Scott Matthews may not be a name familiar to many No Depression readers but he certainly deserves recognition. Over his five studios albums, this Ivor Novello Award winner has woven strands of the long British singer-songwriter tradition into his own unique style and now, with his sixth album, The Great Untold due for release on April 27, he takes this fusion to a higher level. Having started off as solo acoustic, Matthews added layers of sound to his work but in The Great Untold he returns to his roots with an album of intense purity.
This is not an easy listen but then those records that require effort do tend to be more rewarding. It is mainly little more than Matthews with guitar and his dreamy voice. The pace does not change much; there are no great peaks or troughs but in a way that adds to the sensation. There is a sense of introspection but with fatherhood beckoning there is also a sense of apprehension, almost awe as he contemplates another life. He does manage to emerge from his deeper soliloquies.
Matthews comes from Wolverhampton, better known musically for Robert Plant with whom he has toured. However, he has been compared to John Martyn, Bert Jansch and particularly relevant to this new record, Nick Drake. As Matthews admits when he is writing he can hear voices from the Masters and he asks himself, “would they approve?”
On the strength of The Great Untold, yes they should. The title track opens the record with its swirling yet sparse piano notes and gentle chords. Like a dawn mist rising Matthews too billows gently into this breeze. He sings of an unborn child, ”inside a baby grows/outside the great untold”. It’s a beautiful introduction to the record.
The ethereal feel deepens on ‘Lawless Stars', aptly named as Matthews lets his voice soar then he vanishes into the distance. Nick Drake certainly springs to mind on ‘Silence’, a piece about regaining equilibrium from the chaos of modern life, “slow the pace/and stop the clock to the daily race you’ll never win/and find a space to reassemble any hopes misplaced”. Good advice.
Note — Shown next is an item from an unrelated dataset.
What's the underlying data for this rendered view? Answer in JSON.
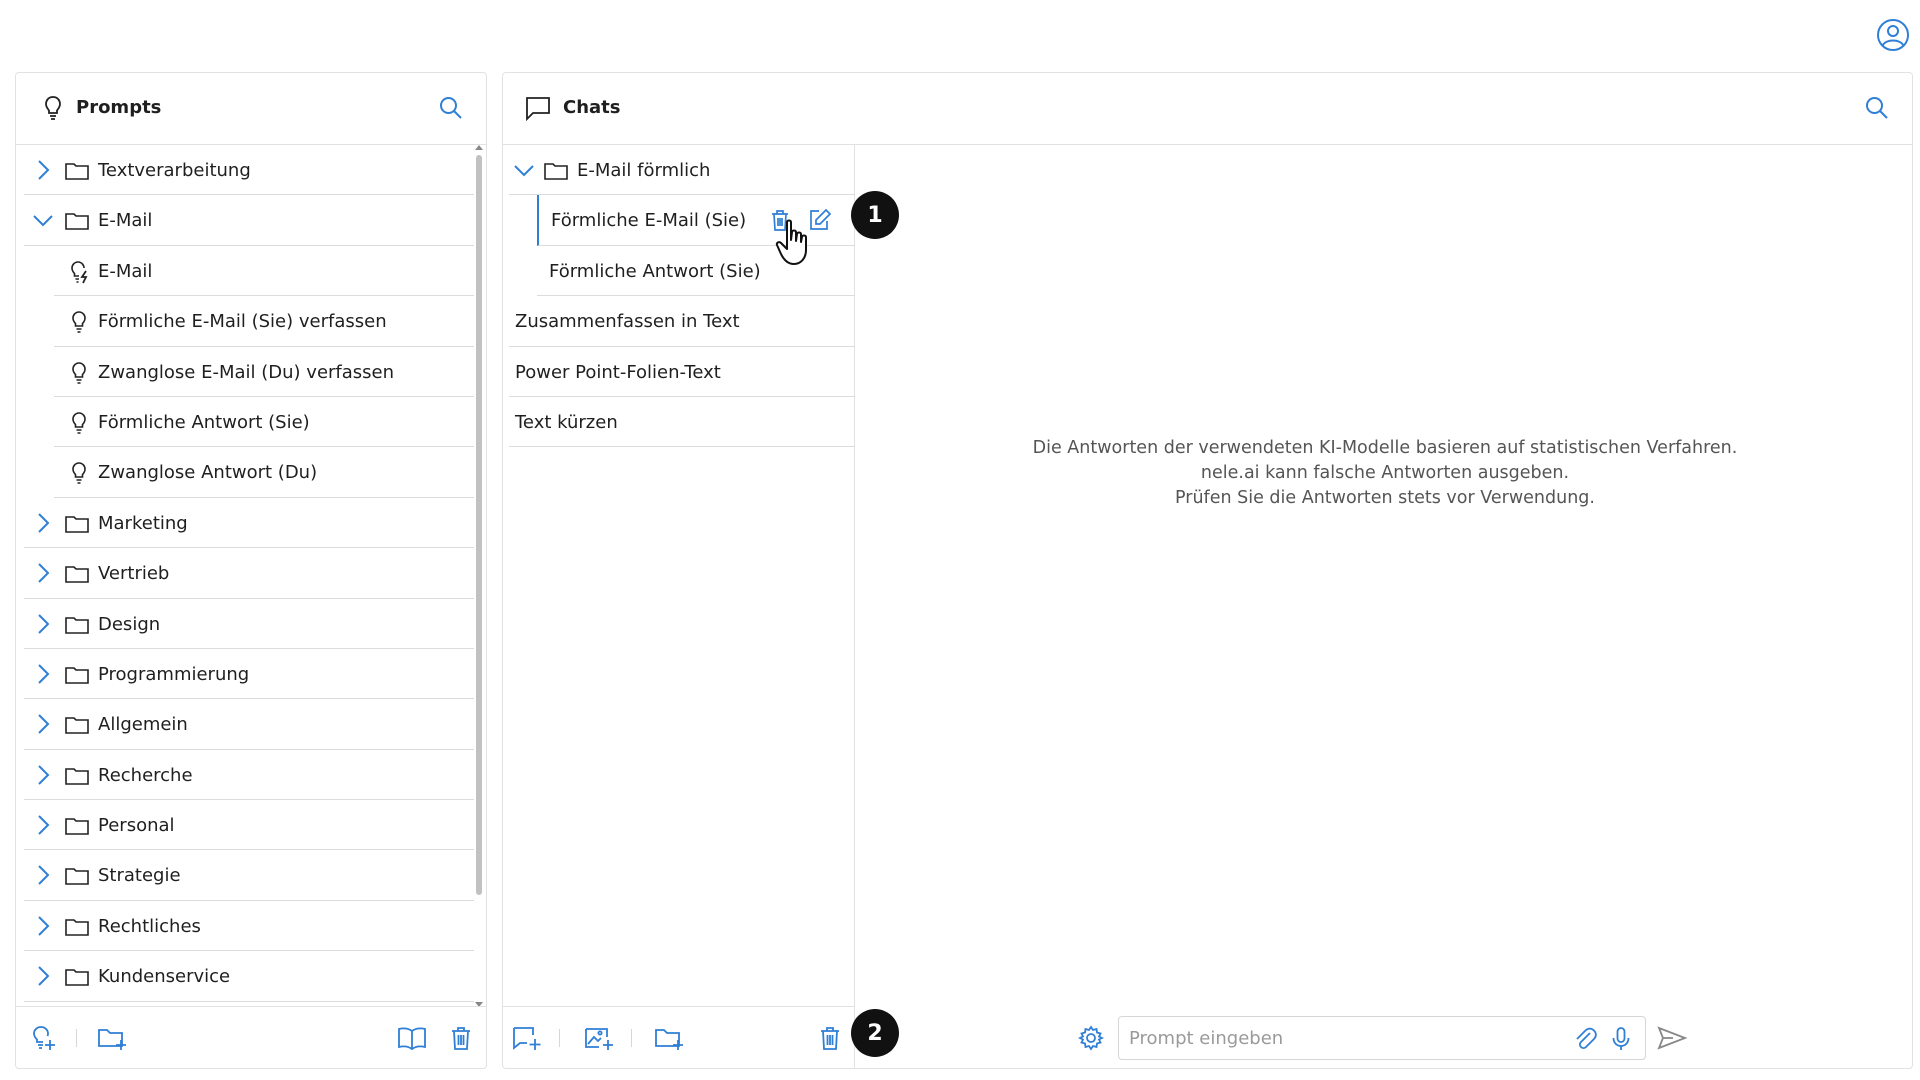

Matthews is not just about introspection. His fluency is its most sensitive when directed outwardly. ‘Cinnamon’ is the album’s best example of pure love, in all its forms, and oozes sensuality.
Gently picking guides ‘As The Day Passes’ where Matthews muses on not ruminating over what might have been but look forward, “as life passes by your eyes there’s nowhere else to look/to forgive is not a crime..”
Through the serenity of these songs there does appear a tension between seeking escape from the rigour and pace of life and settling on an alternative. “Song to a Wallflower” tries to offer some direction but does not really reach much of a conclusion while “Daydreamer”, is another perfectly titled song about a life lived emptily with little means of escape, “when you sleepwalk on the sand/and time slips through your hand”.
‘Chapters’ closes the album. A mournful harmonica accompanies thoughts of connections between people, over distance, anywhere. These must not be broken.
The Great Untold veers close to the soporific at times, certainly by the end you do feel, “did I dream that?” But dream or not, Matthews has a beguiling style that is suited perfectly to songs of love, reflection and belief in hope.